Monday, June 25, 2007

Leadership Today and Yesterday

"His rhetoric was religious; he dissolved politics in a religious aura ... He promised deliverance and redemption, rebirth and salvation, even as he reviled the nation's enemies as godless and satanic; he did all that in the name of Providence, for he believed that Providence had selected him to deliver the people. In the beginning of his leadership, when he was still seeking to beguile his conservative allies, he appeared at his most devout. [At a mass meeting before his election] he was greeted with an incomparable storm of applause. Then he gave a far-ranging speech which roused all to a momentous pitch. At the end he began to pray, as it were, and concluded with the word 'amen.' Exactly the right mixture for his audience: Brutality, threats, great bragging about power and then again humility before the oft cited 'Almighty.' He declared after his election: 'the Almighty withdrew His blessings from our people' because they had forgotten 'the highest treasures of [the nation's] past, its honor and its freedom.'"
-- I've taken liberties with this quotation from Fritz Stern's Dreams and Delusions (page 145), by deleting the name of the man he was referring to and by including part of the text of a footnote on the same page in order to emphasize the parallels with today's crisis in global leadership. The "leader" referred to was of course Adolf Hitler.

Illegals in the US and the Jews of Germany

Are today's illegal immigrants playing the same role -- scapegoats -- that Jews were forced to play in pre-Nazi Germany? Certainly, in most respects there is no comarison: Jews were among the most educated and accomplished citizens of Germany: scholars, scientists and business leaders. Walter Rathenau, a successful Jewish businessman, was named foreign minister in 1921. Criticized by the Nazi party, he was assassinated by two right-wing army officers in June, 1922. The illegals, on the other hand, are poor and uneducated. They're here to do our dirty work; we squeeze them for some additional profit.

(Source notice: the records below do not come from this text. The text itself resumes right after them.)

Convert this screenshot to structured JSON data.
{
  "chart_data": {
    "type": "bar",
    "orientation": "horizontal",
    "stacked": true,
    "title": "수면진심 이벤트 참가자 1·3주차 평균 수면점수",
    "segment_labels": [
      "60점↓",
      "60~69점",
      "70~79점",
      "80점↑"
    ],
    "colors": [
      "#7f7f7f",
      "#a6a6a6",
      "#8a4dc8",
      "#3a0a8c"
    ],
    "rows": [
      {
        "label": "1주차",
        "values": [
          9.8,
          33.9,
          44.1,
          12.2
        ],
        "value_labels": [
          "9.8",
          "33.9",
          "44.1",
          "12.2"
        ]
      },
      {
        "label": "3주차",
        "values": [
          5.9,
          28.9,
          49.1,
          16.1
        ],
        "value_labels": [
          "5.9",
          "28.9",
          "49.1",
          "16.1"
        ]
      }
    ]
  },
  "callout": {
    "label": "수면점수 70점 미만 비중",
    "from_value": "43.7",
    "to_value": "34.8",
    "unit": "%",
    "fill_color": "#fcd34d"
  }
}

But the public's view, it seems to me, is growing increasingly strident. On an internet news site yesterday I noticed 82% of those answering the poll called for a wall between the US and Mexico. Today's newspaper is filled with Republican outrage at the cost of providing health care to the children of illegal aliens. All this fear and hatred -- encouraged by our politicians -- is a terrible mistake. If the illegals are here so we can take economic advantage of them, why do we behave as if they are taking something from us? It is this widespread belief that strikes me as similar to what happened in Weimar. Jews put Germany on the map -- Albert Einstein, for example -- but were reviled and discriminated against. The Nazi's linked them to Communists in much the same way as our right-wing politicians link illegal Mexican immigrants to terrorists.